NVlabs/Deep_Object_Pose

YCB 003_cracker_box estimation not good with official weights

wetoo-cando opened this issue · 7 comments

I ran inference on my dataset using the cracker_60.pth weights provided in the Google drive corresponding to this repository, and the train2/inference.py file.

The scene is quite simple, however the estimation results are not that great (see gifs below). The beliefs are splattering all over the place.

How should I investigate further to improve the results?

imgs

bel_maps

yeah the results of DOPE on this dataset are not that great for some reason, maybe because the objects are somewhat small in the image. You can see the belief maps being not bad, but somewhat not precise. I would recommend running https://github.com/NVlabs/FoundationPose after the detections or something like that.

@TontonTremblay thanks for responding with always helpful suggestions!

Wondering about "maybe because the objects are somewhat small". I am not sure how your official weights were obtained. I am currently running nvisii to generate synthetic data. At least from the images rendered so far, I see that objects are quite well spread out in the image and also in depth.

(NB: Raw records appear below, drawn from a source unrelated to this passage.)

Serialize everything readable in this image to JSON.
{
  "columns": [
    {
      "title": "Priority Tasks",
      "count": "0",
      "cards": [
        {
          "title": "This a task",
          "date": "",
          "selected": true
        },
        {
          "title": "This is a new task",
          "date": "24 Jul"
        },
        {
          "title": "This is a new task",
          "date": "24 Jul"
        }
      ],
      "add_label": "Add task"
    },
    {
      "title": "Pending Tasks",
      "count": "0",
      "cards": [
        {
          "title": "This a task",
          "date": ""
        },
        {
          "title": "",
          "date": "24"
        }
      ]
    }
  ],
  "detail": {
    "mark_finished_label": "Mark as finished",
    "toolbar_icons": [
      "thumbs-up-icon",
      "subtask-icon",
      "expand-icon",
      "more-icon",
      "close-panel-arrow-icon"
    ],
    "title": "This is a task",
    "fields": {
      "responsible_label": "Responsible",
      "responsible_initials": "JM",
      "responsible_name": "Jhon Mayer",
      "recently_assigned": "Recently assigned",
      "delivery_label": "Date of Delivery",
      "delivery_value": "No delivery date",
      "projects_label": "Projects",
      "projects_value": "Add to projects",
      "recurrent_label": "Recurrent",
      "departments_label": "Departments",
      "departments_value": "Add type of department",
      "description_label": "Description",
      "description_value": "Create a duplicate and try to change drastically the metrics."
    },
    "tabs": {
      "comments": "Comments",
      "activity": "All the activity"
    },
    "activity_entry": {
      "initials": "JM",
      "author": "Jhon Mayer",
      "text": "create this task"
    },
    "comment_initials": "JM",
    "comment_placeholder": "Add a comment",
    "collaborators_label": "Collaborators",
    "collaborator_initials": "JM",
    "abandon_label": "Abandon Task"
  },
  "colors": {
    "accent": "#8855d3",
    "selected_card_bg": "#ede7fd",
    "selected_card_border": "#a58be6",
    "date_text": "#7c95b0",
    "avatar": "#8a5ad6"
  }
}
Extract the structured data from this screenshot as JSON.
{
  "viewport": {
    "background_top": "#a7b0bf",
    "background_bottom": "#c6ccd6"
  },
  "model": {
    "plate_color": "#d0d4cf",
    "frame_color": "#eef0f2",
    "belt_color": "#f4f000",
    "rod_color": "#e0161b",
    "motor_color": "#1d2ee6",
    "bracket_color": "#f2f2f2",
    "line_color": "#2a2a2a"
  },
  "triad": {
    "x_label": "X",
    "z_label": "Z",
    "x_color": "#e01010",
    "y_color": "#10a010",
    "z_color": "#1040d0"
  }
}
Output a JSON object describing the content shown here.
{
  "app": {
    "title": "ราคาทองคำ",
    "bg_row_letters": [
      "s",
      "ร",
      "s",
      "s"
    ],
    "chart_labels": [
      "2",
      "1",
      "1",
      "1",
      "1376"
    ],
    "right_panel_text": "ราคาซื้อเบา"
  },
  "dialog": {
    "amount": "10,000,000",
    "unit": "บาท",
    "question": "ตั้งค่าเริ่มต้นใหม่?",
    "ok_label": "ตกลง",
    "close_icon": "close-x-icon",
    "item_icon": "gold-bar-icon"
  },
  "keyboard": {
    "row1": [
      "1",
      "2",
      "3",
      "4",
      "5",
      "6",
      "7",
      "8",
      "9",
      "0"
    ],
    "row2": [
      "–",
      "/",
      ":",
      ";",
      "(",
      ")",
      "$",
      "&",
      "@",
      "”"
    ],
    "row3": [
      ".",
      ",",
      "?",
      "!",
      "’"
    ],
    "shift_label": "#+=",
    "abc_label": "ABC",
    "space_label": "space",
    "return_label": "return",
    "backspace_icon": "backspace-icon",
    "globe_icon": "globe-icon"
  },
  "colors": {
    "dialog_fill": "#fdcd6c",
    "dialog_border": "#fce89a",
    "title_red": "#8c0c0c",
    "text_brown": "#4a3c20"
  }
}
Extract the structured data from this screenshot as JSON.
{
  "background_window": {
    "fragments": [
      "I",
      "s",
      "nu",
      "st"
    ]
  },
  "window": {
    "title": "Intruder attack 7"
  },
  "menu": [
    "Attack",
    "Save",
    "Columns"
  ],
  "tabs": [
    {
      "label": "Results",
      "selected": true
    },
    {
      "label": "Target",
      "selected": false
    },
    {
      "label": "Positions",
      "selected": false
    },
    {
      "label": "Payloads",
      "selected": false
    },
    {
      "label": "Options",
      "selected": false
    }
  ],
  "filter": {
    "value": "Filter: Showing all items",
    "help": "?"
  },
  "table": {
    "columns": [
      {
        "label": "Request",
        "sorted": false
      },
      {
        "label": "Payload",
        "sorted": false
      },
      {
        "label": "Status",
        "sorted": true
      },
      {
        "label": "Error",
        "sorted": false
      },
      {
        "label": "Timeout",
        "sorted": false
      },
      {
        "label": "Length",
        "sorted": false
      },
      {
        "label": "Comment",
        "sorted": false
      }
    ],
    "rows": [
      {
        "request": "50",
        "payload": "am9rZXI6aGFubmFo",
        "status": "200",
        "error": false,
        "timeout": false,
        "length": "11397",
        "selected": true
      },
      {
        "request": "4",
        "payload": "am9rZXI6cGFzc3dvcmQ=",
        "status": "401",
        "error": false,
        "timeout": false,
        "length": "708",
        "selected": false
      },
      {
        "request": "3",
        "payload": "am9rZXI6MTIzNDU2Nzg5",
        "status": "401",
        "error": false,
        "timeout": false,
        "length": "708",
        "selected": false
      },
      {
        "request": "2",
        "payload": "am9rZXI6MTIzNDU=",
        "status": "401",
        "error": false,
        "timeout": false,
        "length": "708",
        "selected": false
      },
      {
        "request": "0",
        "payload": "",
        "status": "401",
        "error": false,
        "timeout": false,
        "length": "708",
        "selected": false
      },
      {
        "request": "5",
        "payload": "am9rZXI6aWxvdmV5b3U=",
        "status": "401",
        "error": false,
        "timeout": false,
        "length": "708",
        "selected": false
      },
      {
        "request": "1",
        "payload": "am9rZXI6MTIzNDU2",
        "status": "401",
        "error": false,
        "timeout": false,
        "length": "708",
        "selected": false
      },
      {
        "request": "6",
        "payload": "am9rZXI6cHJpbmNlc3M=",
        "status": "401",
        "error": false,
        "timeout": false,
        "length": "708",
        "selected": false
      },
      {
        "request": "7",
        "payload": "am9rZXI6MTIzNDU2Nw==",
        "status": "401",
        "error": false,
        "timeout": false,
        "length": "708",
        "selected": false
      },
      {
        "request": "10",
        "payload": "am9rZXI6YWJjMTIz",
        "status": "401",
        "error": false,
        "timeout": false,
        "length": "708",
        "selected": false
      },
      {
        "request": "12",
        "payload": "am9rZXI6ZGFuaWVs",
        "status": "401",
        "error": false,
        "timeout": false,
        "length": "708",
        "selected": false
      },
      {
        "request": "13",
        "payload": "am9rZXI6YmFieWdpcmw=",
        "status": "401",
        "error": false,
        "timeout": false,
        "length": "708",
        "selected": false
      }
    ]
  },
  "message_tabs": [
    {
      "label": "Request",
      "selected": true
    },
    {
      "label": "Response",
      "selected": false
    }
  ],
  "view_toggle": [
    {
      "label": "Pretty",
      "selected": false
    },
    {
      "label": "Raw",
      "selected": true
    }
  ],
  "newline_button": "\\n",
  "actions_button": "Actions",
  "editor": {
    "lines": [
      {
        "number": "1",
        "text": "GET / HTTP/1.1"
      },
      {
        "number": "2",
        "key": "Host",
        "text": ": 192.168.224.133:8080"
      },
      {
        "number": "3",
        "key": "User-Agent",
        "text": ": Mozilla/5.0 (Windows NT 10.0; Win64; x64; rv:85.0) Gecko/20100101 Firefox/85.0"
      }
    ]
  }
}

Do you think training on such data may give better results than what you see above?

Great that FoundationPose's been released, I'll definitely check it out.

I think the architecture might be limiting here, since you go from 400 to 50 a 1/8 reduction, it is hard to be precise. I would think that a new architecture, like transformer could help here. I tried a couple different architectures 4 years ago and saw some improvements for this case, but I never quantified it. Probably training data that fits this distribution in sizes would help. But I think using something like a pose refiner afterwards would probably make it snap. diff-dope would help. In general, there are still no clean solutions for detection and initial pose that runs at a descent frame rate.

@TontonTremblay Thanks for your insights.

Yes, the downsampling to 50x50 probably degrades performance here. I plan to explore the "full" network to try to deal with this, at least initially.

Here are a few points that make me (and perhaps others) persist with DOPE:

  • relatively simple architecture,
  • the promise of real-time,
  • poses of multiple objects can be estimated simultaneously (although a separate model needs to be run per object, the size of the model is ca. 200 MB, so that in principle, it should be possible to run 10--15 models in parallel on a SOTA GPU),
  • good traction in the community (evident from the number of github issues),
  • and GREAT support from you 😃

Pose refiners like diff-dope will help once DOPE does its job. But they are iterative, which slows things down.

Transformers may perform better but have pretty cumbersome architectures (difficult to understand and train). Also, I doubt how fast they are at inference time. From the FoundationPose paper:
"Intel i9-10980XE CPU and NVIDIA RTX 3090 GPU ... pose estimation takes about 1.3 s for one object, where pose initialization takes 4 ms, refinement takes 0.88 s, pose selection takes 0.42 s. Tracking runs much faster at ∼32 Hz, since only pose refinement is needed and there are not multiple pose hypotheses. In practice, we can run pose estimation once for initialization and switch to tracking mode for real-time performance."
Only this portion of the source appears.